You are tasked with designing an algorithm that tracks daily stock price quotes and calculates the span for each price. The span of a stock's price for a given day is defined as the number of consecutive days (starting from the current day and moving backwards) on which the stock price was less than or equal to the current day's price.

You need to implement the StockSpanner class with a method next(int price), which accepts an integer price and returns the span of the stock's price for the current day.
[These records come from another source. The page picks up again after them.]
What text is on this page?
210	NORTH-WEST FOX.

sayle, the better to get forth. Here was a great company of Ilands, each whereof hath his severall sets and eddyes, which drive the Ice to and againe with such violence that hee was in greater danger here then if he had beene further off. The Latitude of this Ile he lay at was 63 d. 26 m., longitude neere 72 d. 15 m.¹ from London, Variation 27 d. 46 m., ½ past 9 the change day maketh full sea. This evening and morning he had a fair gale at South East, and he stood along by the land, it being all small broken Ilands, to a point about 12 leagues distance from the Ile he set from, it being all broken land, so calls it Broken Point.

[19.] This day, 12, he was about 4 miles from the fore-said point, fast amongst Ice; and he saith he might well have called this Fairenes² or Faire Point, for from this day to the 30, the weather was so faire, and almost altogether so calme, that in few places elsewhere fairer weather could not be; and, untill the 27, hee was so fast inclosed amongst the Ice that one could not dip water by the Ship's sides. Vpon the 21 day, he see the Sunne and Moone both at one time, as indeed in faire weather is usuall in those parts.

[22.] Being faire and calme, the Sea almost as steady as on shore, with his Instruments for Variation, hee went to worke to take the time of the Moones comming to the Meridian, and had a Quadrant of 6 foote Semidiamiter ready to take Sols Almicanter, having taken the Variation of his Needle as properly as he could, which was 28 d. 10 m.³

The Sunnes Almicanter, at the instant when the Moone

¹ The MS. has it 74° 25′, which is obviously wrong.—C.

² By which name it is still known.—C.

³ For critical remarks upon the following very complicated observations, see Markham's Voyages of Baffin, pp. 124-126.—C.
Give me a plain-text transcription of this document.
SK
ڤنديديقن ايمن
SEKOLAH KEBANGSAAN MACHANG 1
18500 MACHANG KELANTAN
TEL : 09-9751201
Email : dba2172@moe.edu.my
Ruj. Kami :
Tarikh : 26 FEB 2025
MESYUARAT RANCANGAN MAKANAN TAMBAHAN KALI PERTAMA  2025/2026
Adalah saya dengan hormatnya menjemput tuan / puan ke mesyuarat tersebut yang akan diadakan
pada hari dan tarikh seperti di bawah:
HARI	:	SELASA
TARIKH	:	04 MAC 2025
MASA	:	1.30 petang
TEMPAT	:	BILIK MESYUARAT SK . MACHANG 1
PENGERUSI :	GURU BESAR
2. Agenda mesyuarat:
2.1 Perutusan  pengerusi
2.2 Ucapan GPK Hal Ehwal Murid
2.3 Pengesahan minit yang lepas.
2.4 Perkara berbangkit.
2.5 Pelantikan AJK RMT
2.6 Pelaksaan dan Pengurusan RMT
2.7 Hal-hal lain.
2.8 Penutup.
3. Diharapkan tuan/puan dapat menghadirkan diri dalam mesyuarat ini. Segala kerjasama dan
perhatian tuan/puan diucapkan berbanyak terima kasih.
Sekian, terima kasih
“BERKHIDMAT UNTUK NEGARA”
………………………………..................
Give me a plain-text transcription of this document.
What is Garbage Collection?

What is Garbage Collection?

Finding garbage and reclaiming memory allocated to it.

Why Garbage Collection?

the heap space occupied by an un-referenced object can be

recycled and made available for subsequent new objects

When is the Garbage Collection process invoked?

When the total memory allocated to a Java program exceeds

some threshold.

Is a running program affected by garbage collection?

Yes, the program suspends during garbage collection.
The function will be called several times with different price values.

Examples

Example 1

Input: See original problem statement.

Output: See original problem statement.

Input ["StockSpanner", "next", "next", "next", "next", "next", "next", "next"] [[], [100], [80], [60], [70], [60], [75], [85]] Output [null, 1, 1, 1, 2, 1, 4, 6]

Explanation StockSpanner stockSpanner = new StockSpanner(); stockSpanner.next(100); // return 1 stockSpanner.next(80); // return 1 stockSpanner.next(60); // return 1 stockSpanner.next(70); // return 2 stockSpanner.next(60); // return 1 stockSpanner.next(75); // return 4, because the last 4 prices (including today's price of 75) were less than or equal to today's price. stockSpanner.next(85); // return 6

Constraints

  • 1 <= price <= 105
  • At most 104 calls will be made to next.

Solution Approach

Stack-based Span Calculation

The key to solving this problem efficiently is using a stack to maintain the indices of prices in a monotonic decreasing order. For each price, we compare it with the top of the stack and pop from the stack while the current price is greater than or equal to the prices at those indices. The span for the current price is determined by the difference between the current index and the index of the last price that was greater than or equal to it.

Maintaining Monotonicity

By ensuring the stack remains in a monotonic decreasing order, we can efficiently find the number of consecutive days for which the price was less than or equal to the current price. Each element in the stack represents a price that was the largest among all previous prices for that day, helping us skip redundant comparisons and minimize time complexity.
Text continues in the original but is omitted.